Modulasi mikroflora asli selama awal kehidupan mungkin penting, karena telah dibuktikan
bahwa bayi alergi memiliki mikroflora usus yang menyimpang, mengandung lebih banyak
clostridia dan lebih sedikit bakteri tipe dewasa [191]. Namun, mode tindakan pastinya belum
diketahui. Lebih banyak penyelidikan in vitro dan in vivo serta uji klinis diperlukan di masa
mendatang untuk menjelaskan mekanisme efek ini dan kondisi optimal untuk aplikasi.

1.4.11
Penyakit Peradangan Autoimun

Hasil positif awal dari penelitian tikus memerlukan studi lebih lanjut, terutama pada manusia,
untuk menyelidiki apakah probiotik dengan sifat anti-inflamasi dan regulasi kekebalan dapat
memperbaiki arthritis dan penyakit autoimun inflamasi lainnya [192].

1.4.12
Pencegahan Kanker

Sifat pencegahan kanker dianggap berasal dari bakteri probiotik dalam produk susu fermentasi, tetapi
juga dalam kultur yogurt asli. Kebanyakan penelitian membahas efek probiotik pada karsinoma usus
besar [193] selama beberapa dekade menjadi kanker saluran usus yang paling sering terjadi di
negara-negara industri Barat. Namun demikian, efek positif juga dijelaskan untuk jenis kanker lainnya.

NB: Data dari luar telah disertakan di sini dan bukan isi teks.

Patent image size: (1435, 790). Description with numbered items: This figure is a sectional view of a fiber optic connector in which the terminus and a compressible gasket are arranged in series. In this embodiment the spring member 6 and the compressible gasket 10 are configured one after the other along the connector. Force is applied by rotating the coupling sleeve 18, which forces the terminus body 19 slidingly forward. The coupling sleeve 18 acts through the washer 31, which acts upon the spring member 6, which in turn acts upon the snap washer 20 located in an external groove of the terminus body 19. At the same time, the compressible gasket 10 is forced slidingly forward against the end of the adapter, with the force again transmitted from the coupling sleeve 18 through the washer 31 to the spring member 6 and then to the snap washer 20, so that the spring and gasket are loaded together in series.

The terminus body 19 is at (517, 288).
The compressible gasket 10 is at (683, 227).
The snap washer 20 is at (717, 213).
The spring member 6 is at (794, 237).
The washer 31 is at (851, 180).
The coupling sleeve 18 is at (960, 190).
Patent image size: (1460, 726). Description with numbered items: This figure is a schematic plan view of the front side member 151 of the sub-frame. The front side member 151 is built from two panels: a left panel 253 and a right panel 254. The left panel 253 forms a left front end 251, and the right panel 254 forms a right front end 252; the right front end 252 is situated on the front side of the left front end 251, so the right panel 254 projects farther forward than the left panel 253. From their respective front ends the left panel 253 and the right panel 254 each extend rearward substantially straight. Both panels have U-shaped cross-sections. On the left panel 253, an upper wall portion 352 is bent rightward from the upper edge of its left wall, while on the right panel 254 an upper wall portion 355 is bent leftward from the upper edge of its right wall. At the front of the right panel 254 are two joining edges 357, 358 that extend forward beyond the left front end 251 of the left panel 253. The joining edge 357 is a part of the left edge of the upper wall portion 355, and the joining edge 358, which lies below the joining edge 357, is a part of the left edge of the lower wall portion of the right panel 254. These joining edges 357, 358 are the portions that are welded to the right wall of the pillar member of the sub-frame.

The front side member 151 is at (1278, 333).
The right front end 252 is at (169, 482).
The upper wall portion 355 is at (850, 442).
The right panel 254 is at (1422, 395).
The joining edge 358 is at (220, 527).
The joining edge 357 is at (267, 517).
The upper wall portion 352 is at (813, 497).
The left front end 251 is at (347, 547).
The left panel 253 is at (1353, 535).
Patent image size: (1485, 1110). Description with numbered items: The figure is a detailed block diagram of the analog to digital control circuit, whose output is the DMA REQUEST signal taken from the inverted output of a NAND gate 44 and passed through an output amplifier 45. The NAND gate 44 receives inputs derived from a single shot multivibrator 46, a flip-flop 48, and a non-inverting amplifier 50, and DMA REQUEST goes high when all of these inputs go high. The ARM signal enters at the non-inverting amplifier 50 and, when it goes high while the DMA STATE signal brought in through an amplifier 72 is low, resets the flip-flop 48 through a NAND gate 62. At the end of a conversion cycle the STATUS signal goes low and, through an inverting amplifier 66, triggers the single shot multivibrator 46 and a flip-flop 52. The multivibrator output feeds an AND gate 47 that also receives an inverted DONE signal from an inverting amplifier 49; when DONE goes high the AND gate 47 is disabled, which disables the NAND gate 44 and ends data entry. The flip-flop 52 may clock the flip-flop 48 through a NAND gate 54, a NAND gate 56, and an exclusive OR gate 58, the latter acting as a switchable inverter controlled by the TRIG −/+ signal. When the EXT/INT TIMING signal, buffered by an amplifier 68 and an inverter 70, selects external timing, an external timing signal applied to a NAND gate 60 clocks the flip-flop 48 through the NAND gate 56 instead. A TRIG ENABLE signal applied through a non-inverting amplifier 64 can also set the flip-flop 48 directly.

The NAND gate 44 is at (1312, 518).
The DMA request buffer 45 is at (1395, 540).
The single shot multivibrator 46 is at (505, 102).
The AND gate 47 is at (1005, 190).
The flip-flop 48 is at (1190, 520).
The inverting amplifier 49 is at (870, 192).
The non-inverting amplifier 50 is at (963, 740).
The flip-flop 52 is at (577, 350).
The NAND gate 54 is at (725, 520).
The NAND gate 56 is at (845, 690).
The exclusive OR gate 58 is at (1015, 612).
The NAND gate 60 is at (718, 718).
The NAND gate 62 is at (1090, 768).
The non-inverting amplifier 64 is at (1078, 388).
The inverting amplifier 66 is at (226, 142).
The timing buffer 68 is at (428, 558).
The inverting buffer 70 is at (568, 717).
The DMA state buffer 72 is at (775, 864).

Pada tikus, pertumbuhan tumor yang ditanamkan atau diinduksi secara kimiawi dapat dihambat
dengan menyuntikkan kultur yogurt atau strain bakteri probiotik tertentu [194, 195].

SEBUAH L. casei persiapan shirota memiliki efek pencegahan pada tingkat kekambuhan kanker
kandung kemih superfisial setelah operasi dalam studi double-blind terkontrol [196]. Sebuah studi
kasus kontrol besar Jepang [197] menunjukkan bahwa kebiasaan konsumsi lactobacilli dan terutama L.
casei Shirota dapat mengurangi risiko kanker kandung kemih pada populasi Jepang. Selain itu, hanya
sedikit investigasi epidemiologi yang telah dilakukan mengenai strain probiotik lain dan jenis kanker
lainnya [198].

Beberapa mekanisme telah disarankan sebagai penyebab efek ini dan telah diteliti secara
in vitro dan pada hewan percobaan:
20 M. de Vrese · J. Schrezenmeir

• Penghambatan pertumbuhan tumor dan proliferasi sel tumor oleh glikopeptida dan
metabolit sitotoksik lactobacilli [38].
• Pengurangan zat (pro) karsinogenik, mutagenik, dan genotoksik (a fl atoksin, nitrosamin;
[15, 199]) dan enzim pemicu kanker (nitro-, azoreduktase, β- glukuronidase) di usus besar
karena modifikasi usus besar, penurunan pH, modifikasi kimiawi, dan ad- dan absorpsi
oleh bakteri [23, 112, 200-202].

• Sifat antimutagenik probiotik dan produk susu probiotik [203, 204].

• Penguatan sistem kekebalan dan stimulasi produksi


faktor tumor-nekrosis (TNF α) oleh makrofag [196].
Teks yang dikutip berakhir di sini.